HOUSE REDUCTION REDUCES FORCE BELOW PRESENT AUTHORIZATION

In the shortest terms, to state what the cut does to us, I can say that it cuts us below what our operating authorization is now.

Roughly, the Budget authorized up to 38,000 persons for us for our current work, and $75,000,000 would leave us with approximately 32,500.

The big item in our personnel requirements is for the local rationing boards. I would like to tell you what was the course, beginning with our first application, of our request as it was considered by the various authorities.

RESPONSIBILITY OF ADMINISTRATOR WITH RESPECT TO RENTS AND

PRICES

We have the responsibility under the Price Control Act for rents and prices. I take the position that that responsibility is not merely an authorization, that the Price Control Act is so written that when the Administrator determines by the standards of the act and all the legislative history, that prices are out of line, or that rents are getting into an inflationary status, he has no other course but to move.

ADMINISTRATION OF RATIONING PROGRAM

In addition to our authorizations and directives as they flow from the statute, the President and the War Production Board has assigned to me the job of doing the actual rationing administration once a determination is made that we should go into a rationing program. In respect to rationing we are not exercising the type of policy and judgments that we make in the Price Control Act; that is, if the War Production Board decides tomorrow that article X is to be rationed, under the President's directive I am compelled to go ahead and see that an equitable rationing plan is installed and administered. Senator MCCARRAN. That order, then, comes primarily from another authority, your primary order?

Mr. HENDERSON. Rationing decisions flow from the War Production Board and the President. In the matter of taking action on rents and on prices the language of the price-control statute and the legislative history are clear that Congress, in effect, directed me to go forward when I determined that prices were reaching an inflationary situation.

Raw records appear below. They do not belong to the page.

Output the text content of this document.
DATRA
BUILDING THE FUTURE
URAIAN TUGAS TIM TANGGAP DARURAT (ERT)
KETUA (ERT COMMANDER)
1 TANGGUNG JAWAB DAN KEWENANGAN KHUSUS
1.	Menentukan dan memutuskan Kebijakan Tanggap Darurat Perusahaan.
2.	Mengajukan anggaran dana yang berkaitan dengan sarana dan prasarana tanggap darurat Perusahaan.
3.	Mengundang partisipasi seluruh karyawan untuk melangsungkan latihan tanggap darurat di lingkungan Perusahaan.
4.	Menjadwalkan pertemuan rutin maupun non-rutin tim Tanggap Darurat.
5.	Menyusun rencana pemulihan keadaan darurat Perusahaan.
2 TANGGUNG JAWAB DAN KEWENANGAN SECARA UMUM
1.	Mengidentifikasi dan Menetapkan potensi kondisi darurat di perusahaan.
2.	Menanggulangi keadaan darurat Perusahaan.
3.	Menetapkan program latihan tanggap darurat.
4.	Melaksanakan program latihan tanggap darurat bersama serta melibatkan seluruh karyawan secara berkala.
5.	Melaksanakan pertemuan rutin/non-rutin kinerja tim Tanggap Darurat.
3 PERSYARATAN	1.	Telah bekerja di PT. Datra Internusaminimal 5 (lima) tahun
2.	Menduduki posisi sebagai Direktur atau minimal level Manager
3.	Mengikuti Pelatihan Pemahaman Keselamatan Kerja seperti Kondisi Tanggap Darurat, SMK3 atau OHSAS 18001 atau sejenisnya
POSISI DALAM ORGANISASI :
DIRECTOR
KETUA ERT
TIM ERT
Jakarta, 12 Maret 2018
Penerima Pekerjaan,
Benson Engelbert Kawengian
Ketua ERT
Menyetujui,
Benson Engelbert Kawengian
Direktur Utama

CREATION OF LOCAL RATIONING BOARDS

In order to carry out the rationing authority and responsibilities we have caused to be set up local rationing boards in every county in the United States. Those offices are handling a few commodities at the present time. The decisions are being made by a local board composed of three citizens, and they are doing yeomen work. They have asked, however, for clerical help in order to perform the increasing burden or work that is being laid upon them.